Le numéro de téléphone français a sa propre grammaire

Un numéro français s'écrit par paires de chiffres — 06 12 34 56 78 — et devient +33 6 12 34 56 78 à l'international, où le premier zéro disparaît. Un générateur de mock qui produit simplement dix chiffres collés (0612345678) donne une valeur valide en JSON mais que personne n'écrit jamais ainsi sur un formulaire ou une carte de visite en France. Même chose pour l'adresse : le numéro de rue précède le nom de la rue (« 12 rue de Rivoli »), et le code postal à 5 chiffres précède la ville sur la même ligne, contrairement à l'ordre utilisé dans d'autres pays européens.

Ce à quoi faire attention

Les données factices reproduisent bien la forme et les types des données réelles, mais pas la logique métier ni les relations entre enregistrements. Avant de passer en production, le code doit quand même être testé contre une vraie API — les mocks ne font qu'accélérer les premières étapes du développement.
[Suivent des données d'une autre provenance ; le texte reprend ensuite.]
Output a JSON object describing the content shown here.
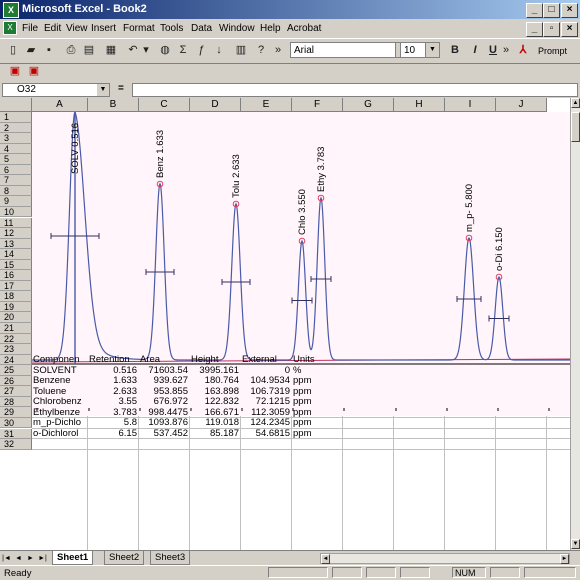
{
  "window": {
    "title": "Microsoft Excel - Book2"
  },
  "menu": {
    "items": [
      "File",
      "Edit",
      "View",
      "Insert",
      "Format",
      "Tools",
      "Data",
      "Window",
      "Help",
      "Acrobat"
    ]
  },
  "toolbar": {
    "font": "Arial",
    "size": "10",
    "bold": "B",
    "italic": "I",
    "underline": "U",
    "prompt": "Prompt"
  },
  "formula_bar": {
    "cell_ref": "O32",
    "equals": "=",
    "value": ""
  },
  "columns": [
    "A",
    "B",
    "C",
    "D",
    "E",
    "F",
    "G",
    "H",
    "I",
    "J"
  ],
  "rows": [
    "1",
    "2",
    "3",
    "4",
    "5",
    "6",
    "7",
    "8",
    "9",
    "10",
    "11",
    "12",
    "13",
    "14",
    "15",
    "16",
    "17",
    "18",
    "19",
    "20",
    "21",
    "22",
    "23",
    "24",
    "25",
    "26",
    "27",
    "28",
    "29",
    "30",
    "31",
    "32"
  ],
  "chart_data": {
    "type": "line",
    "peak_labels": [
      "SOLV 0.516",
      "Benz 1.633",
      "Tolu 2.633",
      "Chlo 3.550",
      "Ethy 3.783",
      "m_p- 5.800",
      "o-Di 6.150"
    ]
  },
  "table": {
    "headers": [
      "Componen",
      "Retention",
      "Area",
      "Height",
      "External",
      "Units"
    ],
    "rows": [
      [
        "SOLVENT",
        "0.516",
        "71603.54",
        "3995.161",
        "0",
        "%"
      ],
      [
        "Benzene",
        "1.633",
        "939.627",
        "180.764",
        "104.9534",
        "ppm"
      ],
      [
        "Toluene",
        "2.633",
        "953.855",
        "163.898",
        "106.7319",
        "ppm"
      ],
      [
        "Chlorobenz",
        "3.55",
        "676.972",
        "122.832",
        "72.1215",
        "ppm"
      ],
      [
        "Ethylbenze",
        "3.783",
        "998.4475",
        "166.671",
        "112.3059",
        "ppm"
      ],
      [
        "m_p-Dichlo",
        "5.8",
        "1093.876",
        "119.018",
        "124.2345",
        "ppm"
      ],
      [
        "o-Dichlorol",
        "6.15",
        "537.452",
        "85.187",
        "54.6815",
        "ppm"
      ]
    ]
  },
  "sheets": [
    "Sheet1",
    "Sheet2",
    "Sheet3"
  ],
  "status": {
    "ready": "Ready",
    "num": "NUM"
  },
  "colors": {
    "accent": "#0a246a",
    "trace": "#4a5aa8",
    "baseline": "#c03060"
  }
}
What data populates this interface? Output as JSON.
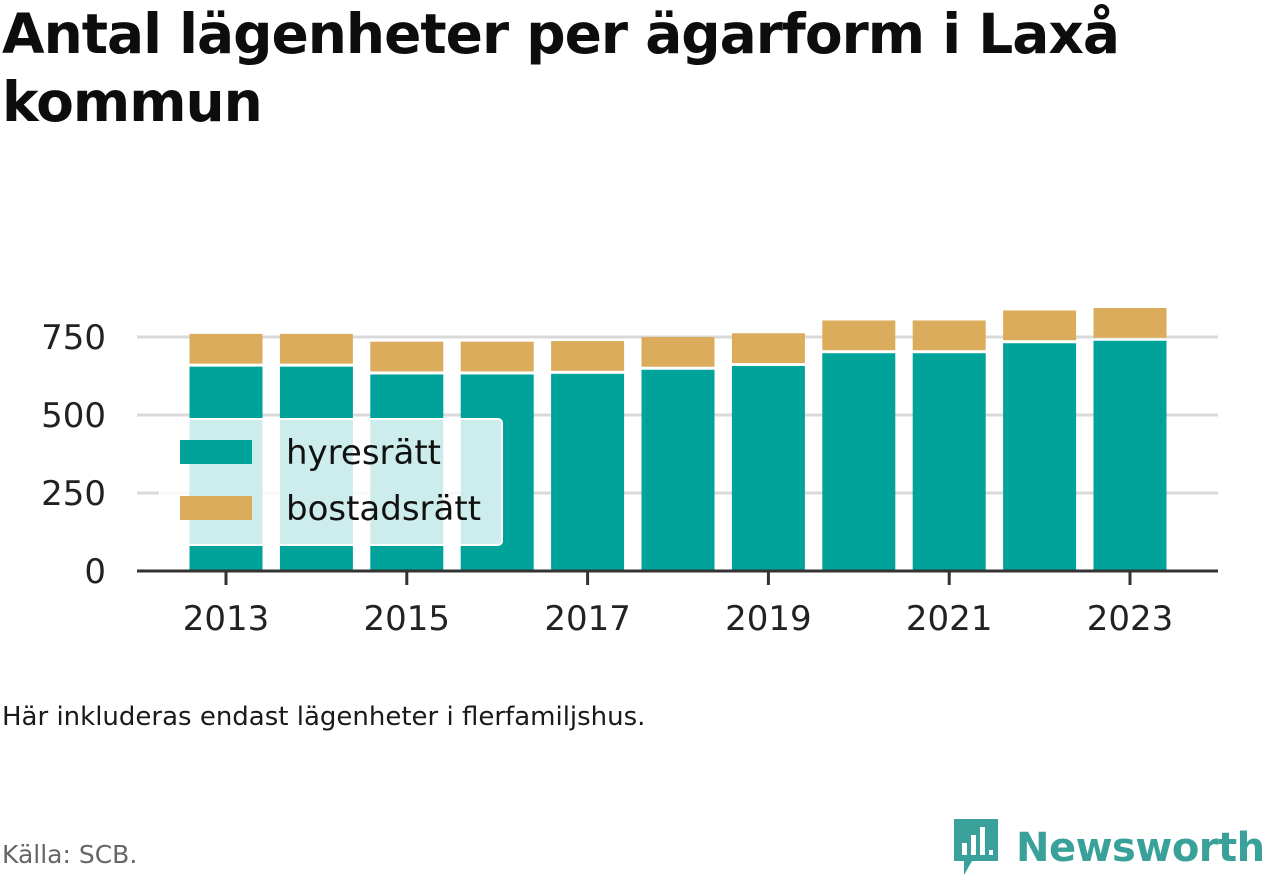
{
  "title": "Antal lägenheter per ägarform i Laxå kommun",
  "note": "Här inkluderas endast lägenheter i flerfamiljshus.",
  "source": "Källa: SCB.",
  "brand": "Newsworthy",
  "colors": {
    "hyresratt": "#00a39a",
    "bostadsratt": "#dbac5c",
    "grid": "#d9d9d9",
    "axis": "#333333",
    "brand": "#3aa19a"
  },
  "chart_data": {
    "type": "bar",
    "stacked": true,
    "categories": [
      "2013",
      "2014",
      "2015",
      "2016",
      "2017",
      "2018",
      "2019",
      "2020",
      "2021",
      "2022",
      "2023"
    ],
    "x_tick_labels": [
      "2013",
      "2015",
      "2017",
      "2019",
      "2021",
      "2023"
    ],
    "series": [
      {
        "name": "hyresrätt",
        "values": [
          655,
          655,
          630,
          630,
          632,
          645,
          657,
          698,
          698,
          730,
          738
        ]
      },
      {
        "name": "bostadsrätt",
        "values": [
          105,
          105,
          105,
          105,
          105,
          105,
          105,
          105,
          105,
          105,
          105
        ]
      }
    ],
    "y_ticks": [
      0,
      250,
      500,
      750
    ],
    "ylim": [
      0,
      850
    ],
    "grid": true,
    "legend_position": "left, overlapping bars"
  }
}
Des edge cases réalistes dans les mocks

Un bon générateur de mocks inclut volontairement des valeurs « gênantes » — des noms très longs, des chaînes vides, des caractères accentués ou Unicode, des nombres nuls ou négatifs, des dates en limite de plage. Ce sont justement ces valeurs qui font le plus souvent échouer la mise en page ou la logique testée uniquement avec des données « pratiques » comme "John Doe" — d'où l'intérêt d'une génération aléatoire plutôt que du même exemple de test à chaque fois.